Wendy Haseley, a Girl Scout troop leader based in Niagara County, New York, told TODAY her troop has been struggling with sales due the cancelation of major events in her area where they would typically have a booth.
“I have two girls in my troop who usually sell 2,500 boxes each, so I order enough cookies at the beginning (of the season) to have on hand for them," she explained. "They would normally sell between 750 and 1,000 boxes at the St. Patrick’s Day parades — but those were canceled."
In late March, Haseley, and many other troop leaders around the country, expressed concern that these unsold boxes would result in a staggering loss of funds for their troops. More recently, however, the organization started stepping up to offer more support to girls across the country.
“Girl Scouts of the USA is working closely with our 111 local council across the country who administer the iconic Girl Scout Cookie program to try and ensure that troops, girls, and volunteers aren't left financially responsible for any excess inventory of Girl Scout Cookies,” a spokesperson for GSUSA told TODAY.

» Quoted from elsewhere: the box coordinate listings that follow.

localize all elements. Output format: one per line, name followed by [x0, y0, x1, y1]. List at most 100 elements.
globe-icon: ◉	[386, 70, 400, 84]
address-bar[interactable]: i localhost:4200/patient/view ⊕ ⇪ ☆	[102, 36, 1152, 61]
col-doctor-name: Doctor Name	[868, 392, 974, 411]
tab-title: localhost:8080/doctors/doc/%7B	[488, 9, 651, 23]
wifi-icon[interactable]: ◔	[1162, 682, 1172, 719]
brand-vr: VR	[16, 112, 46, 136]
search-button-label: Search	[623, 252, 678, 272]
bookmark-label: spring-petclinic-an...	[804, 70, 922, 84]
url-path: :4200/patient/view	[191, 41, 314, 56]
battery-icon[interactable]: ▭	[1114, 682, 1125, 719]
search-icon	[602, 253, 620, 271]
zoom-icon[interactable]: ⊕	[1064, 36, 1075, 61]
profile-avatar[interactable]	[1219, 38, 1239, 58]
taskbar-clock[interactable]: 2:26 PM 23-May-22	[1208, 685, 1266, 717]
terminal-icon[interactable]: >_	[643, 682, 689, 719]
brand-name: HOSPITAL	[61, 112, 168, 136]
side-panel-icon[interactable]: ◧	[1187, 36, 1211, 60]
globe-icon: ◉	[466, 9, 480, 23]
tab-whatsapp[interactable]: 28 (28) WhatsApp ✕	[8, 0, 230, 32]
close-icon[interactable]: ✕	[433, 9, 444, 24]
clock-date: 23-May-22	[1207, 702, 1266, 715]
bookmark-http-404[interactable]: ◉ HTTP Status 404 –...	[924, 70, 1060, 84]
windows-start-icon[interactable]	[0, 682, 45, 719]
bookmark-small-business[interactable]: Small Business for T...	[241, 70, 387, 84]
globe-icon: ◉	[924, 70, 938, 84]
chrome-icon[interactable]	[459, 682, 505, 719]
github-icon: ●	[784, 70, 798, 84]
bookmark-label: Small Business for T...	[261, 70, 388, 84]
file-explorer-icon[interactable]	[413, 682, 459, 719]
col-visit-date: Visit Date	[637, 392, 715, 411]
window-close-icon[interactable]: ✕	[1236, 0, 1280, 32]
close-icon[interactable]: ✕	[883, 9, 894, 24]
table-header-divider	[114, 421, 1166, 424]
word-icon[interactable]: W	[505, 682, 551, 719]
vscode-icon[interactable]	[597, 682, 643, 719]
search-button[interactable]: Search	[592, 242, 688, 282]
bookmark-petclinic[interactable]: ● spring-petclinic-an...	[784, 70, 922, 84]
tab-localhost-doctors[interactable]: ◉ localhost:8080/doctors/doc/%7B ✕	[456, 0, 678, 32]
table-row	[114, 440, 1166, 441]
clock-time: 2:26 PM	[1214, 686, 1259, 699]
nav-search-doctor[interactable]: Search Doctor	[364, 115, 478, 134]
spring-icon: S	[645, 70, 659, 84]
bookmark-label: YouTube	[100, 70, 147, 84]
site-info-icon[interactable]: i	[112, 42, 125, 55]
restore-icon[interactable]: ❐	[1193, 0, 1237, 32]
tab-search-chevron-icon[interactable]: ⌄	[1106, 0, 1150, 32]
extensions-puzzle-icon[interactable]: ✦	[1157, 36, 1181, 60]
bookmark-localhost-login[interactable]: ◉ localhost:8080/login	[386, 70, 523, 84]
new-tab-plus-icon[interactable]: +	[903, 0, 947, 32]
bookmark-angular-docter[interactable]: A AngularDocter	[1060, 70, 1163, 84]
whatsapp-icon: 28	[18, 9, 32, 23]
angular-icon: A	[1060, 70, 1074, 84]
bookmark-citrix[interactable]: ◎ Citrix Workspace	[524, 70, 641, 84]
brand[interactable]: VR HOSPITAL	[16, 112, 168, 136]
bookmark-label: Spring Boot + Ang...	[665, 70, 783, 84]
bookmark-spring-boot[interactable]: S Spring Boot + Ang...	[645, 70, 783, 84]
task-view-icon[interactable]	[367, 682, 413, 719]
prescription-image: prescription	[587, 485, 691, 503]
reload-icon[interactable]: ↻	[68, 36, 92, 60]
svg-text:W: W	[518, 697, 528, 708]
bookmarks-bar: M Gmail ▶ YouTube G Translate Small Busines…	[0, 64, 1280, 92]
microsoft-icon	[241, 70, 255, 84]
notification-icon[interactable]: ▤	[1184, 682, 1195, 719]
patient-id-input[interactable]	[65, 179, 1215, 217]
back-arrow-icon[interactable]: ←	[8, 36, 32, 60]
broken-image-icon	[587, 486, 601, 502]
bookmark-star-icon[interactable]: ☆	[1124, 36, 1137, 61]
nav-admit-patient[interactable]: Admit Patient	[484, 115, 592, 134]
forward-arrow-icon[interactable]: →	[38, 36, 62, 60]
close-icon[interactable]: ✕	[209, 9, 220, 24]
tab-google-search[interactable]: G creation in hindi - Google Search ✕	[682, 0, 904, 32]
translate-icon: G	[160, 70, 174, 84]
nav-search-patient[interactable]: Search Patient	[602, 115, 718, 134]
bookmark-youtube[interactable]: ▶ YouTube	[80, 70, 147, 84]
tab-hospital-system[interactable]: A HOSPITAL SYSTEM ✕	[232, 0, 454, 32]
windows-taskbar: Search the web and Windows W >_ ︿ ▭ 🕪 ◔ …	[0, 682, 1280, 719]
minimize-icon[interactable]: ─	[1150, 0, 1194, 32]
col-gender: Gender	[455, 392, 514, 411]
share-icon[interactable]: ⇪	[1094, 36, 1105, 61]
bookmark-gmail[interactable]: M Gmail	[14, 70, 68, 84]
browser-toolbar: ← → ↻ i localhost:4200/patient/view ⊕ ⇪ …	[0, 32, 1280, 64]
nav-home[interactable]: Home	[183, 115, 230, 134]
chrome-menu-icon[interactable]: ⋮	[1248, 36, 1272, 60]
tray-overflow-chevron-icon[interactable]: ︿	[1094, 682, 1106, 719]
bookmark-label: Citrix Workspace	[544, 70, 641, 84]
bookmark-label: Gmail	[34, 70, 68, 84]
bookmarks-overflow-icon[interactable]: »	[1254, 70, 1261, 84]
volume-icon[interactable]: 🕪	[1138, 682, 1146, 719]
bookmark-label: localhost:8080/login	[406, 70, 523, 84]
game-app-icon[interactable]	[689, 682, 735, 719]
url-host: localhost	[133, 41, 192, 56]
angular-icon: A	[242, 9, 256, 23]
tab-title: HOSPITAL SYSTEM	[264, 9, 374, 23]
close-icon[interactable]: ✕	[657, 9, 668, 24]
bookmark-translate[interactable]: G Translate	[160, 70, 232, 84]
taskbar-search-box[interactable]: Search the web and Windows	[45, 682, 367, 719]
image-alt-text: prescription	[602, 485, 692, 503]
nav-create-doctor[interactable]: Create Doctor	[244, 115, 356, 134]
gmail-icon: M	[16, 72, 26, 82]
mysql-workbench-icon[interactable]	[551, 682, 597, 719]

Unable to set up booths on street corners and in front of grocery stores to attract buyers with their boxes of Thin Mints, Samoas, Tagalongs and the newest flavor, Lemon-Ups, troops are turning to digital sales to make money.
In late March, GSUSA launched Cookie Care, a digital platform designed to replicate the traditional Girl Scout Cookie Program as closely as possible. Previously, Girl Scouts were able to sell cookies online via the organization's Digital Cookie platform, but consumers had to know a Girl Scout to make a purchase, so Cookie Care makes the program more accessible to all. After typing in their area code, people may buy their favorite cookies from local councils across the country.

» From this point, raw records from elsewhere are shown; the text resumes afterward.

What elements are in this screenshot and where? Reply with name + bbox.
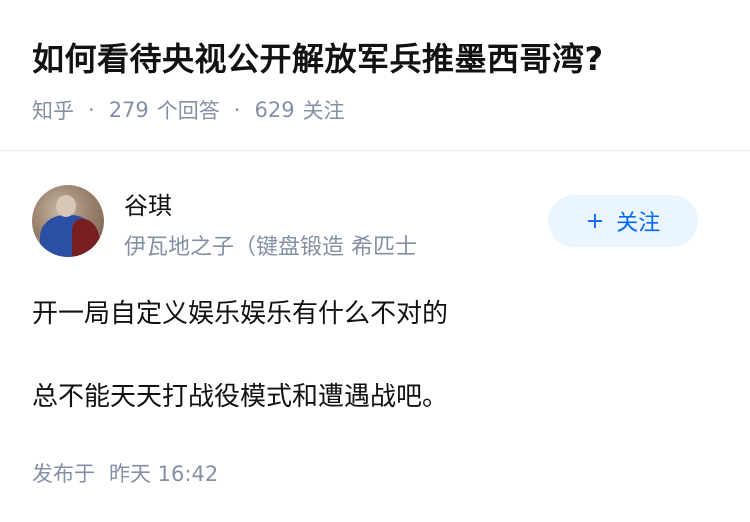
question-title[interactable]: 如何看待央视公开解放军兵推墨西哥湾? xyxy=(32,34,604,80)
answer-text-line: 总不能天天打战役模式和遭遇战吧。 xyxy=(32,382,449,412)
question-header: 如何看待央视公开解放军兵推墨西哥湾? 知乎 · 279 个回答 · 629 关注 xyxy=(0,0,750,150)
source-label[interactable]: 知乎 xyxy=(32,95,74,125)
answers-count[interactable]: 279 xyxy=(109,98,149,122)
answers-label[interactable]: 个回答 xyxy=(157,95,220,125)
followers-count[interactable]: 629 xyxy=(254,98,294,122)
published-label: 发布于 xyxy=(32,462,95,486)
published-time: 昨天 16:42 xyxy=(109,462,219,486)
header-divider xyxy=(0,150,750,151)
follow-button[interactable]: + 关注 xyxy=(548,195,698,247)
followers-label[interactable]: 关注 xyxy=(303,95,345,125)
plus-icon: + xyxy=(585,208,605,234)
separator-dot: · xyxy=(233,98,241,122)
zhihu-answer-page: 如何看待央视公开解放军兵推墨西哥湾? 知乎 · 279 个回答 · 629 关注… xyxy=(0,0,750,522)
separator-dot: · xyxy=(88,98,95,122)
avatar-figure-drape xyxy=(72,219,100,257)
follow-button-label: 关注 xyxy=(616,211,661,236)
answer-text-line: 开一局自定义娱乐娱乐有什么不对的 xyxy=(32,299,449,329)
author-name[interactable]: 谷琪 xyxy=(124,186,172,221)
avatar-figure-head xyxy=(56,195,76,217)
publish-time: 发布于 昨天 16:42 xyxy=(32,458,218,488)
author-avatar[interactable] xyxy=(32,185,104,257)
question-meta: 知乎 · 279 个回答 · 629 关注 xyxy=(32,95,345,125)
author-bio: 伊瓦地之子（键盘锻造 希匹士 xyxy=(124,235,417,260)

“While we hope the nationwide link provides a boost to councils who have had to cancel traditional booth sales due to COVID-19, each participating Girl Scout council maintains control over their own individual cookie sale, and will work on individual timelines to arrive at individual solutions to try to ensure excess cookie inventory does not become a financial burden for troops," the spokesperson continued.
Another feature of Cookie Care is the donate option, which allows people to gift cookies to first responders, volunteers and other local causes.
Aside from creating Cookie Care, the organization says it will now be more active in providing additional support, which might include connecting troops with donation centers, as well as buy-backs.
"Many councils have extended their sales deadlines, and will communicate their practices and guidelines to their troops at the end of their season,” the spokesperson added.
Haseley said that GSUA has also relaxed previous restrictions that prohibited scouts from posting about their sales on social media, even Facebook.
"You still cannot post on public sites but you can make posts public," she explained. "Previously, we could only take credit card payments at cookie booths and they have opened that up for girls to be able to take cards for orders they receive — which helps maintain social distancing. They have also shown how girls can do a virtual sale using Facebook live."
A representative for GSUSA reiterated that since there are so many different councils, solutions to the excess cookie problem will vary widely by region but, so far, Haseley has been happy with the support her troop has received.
"The girls are stepping up and thinking outside the box to get their cookies sold,” she said.